Edit: ive checked yes you just type it in and it does it for you, and it says 3million instead of 2.6 and i will trust wolfram not chatgpt
But property is theft, so now you are under arrest
I need tungsten to live!
Just to be a troublemaker, everyone is assuming this a solid cube, but what if it was something like 1/4 inch tungsten plates and hollow in the middle?
What would it weigh? Would it float in water?
Just imagine plackng this in the front yard as an ornament and watching it sink into the ground from its weight.
I really wanted to use Tungsten as the base ballast for a custom narrowboat, for better headroom. Other than the cost you also have the problem of tungsten’s melting point being so high you can’t pour it into a boat hull without melting through.
You also can’t melt it in general outside of some high tech magnetic field induction chambers, as doing so would melt the furnace in most cases.
Almost all industrial applications of tungsten involve electrochemistry or otherwise the mixing of fine tungsten dust.
Aircraft use tungsten ballast plates.
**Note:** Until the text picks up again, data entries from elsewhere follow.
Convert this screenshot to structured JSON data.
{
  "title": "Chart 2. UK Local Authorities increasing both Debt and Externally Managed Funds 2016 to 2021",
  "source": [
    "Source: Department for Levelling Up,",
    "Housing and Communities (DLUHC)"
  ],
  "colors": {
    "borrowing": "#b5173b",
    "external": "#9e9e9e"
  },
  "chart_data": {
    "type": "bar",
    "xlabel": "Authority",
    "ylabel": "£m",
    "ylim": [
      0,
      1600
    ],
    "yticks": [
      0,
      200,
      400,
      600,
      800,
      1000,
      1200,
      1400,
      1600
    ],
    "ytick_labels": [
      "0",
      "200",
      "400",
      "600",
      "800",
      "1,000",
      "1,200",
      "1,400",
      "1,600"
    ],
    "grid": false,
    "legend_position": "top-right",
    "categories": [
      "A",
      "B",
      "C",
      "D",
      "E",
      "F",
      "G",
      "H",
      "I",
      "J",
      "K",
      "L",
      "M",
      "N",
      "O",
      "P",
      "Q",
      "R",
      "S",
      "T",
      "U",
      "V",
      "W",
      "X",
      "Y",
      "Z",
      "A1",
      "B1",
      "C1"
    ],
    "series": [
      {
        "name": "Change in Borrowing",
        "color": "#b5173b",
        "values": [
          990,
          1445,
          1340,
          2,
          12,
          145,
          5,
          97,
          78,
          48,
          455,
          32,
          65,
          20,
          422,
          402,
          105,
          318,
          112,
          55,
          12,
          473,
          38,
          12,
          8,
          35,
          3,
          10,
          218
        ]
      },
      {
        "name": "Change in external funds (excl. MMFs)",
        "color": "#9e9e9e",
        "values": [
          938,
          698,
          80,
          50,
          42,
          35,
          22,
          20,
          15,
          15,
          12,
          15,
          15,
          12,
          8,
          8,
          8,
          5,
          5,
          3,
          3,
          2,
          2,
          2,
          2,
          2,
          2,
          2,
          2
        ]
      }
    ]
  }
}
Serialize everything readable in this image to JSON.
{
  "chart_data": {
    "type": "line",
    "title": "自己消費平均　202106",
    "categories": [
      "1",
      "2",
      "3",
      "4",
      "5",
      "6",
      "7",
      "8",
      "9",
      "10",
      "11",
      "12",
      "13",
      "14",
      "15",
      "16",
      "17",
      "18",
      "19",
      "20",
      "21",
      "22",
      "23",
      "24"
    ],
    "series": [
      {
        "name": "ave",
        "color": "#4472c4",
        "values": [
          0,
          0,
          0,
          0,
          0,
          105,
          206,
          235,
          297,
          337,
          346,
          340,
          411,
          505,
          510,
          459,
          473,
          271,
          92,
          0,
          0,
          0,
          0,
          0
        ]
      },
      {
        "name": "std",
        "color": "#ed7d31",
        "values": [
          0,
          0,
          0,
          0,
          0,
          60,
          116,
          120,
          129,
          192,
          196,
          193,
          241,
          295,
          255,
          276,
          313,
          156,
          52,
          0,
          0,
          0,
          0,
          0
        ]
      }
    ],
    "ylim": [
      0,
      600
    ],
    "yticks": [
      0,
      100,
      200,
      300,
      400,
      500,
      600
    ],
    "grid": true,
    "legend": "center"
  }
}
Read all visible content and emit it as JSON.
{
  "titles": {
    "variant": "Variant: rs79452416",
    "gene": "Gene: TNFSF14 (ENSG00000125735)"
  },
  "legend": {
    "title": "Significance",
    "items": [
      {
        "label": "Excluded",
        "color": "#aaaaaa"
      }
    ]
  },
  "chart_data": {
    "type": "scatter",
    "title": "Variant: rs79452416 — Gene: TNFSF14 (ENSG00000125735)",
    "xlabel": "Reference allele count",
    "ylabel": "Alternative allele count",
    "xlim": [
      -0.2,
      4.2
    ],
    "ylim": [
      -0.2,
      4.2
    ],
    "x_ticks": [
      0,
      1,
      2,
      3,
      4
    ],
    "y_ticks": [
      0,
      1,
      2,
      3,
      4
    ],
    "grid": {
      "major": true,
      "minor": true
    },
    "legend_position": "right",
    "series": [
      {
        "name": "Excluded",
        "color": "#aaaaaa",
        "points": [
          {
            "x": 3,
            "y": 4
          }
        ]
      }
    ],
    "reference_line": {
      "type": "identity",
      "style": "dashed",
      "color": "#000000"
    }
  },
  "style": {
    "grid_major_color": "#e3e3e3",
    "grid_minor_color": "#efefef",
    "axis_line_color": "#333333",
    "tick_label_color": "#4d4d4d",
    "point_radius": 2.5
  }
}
I know it requires hardware, but would that have been viable?
Possible but the expense ruined my plans in the end… I did consider collecting broken tungsten end mills and inserts from machine shops and throwing them in molten lead, like croutons in a lead soup.
If I understand it right, you’d get mostly cobalt that way. Carbide tooling isn’t solid tungsten or silicon carbide but carbide powder embedded in cobalt.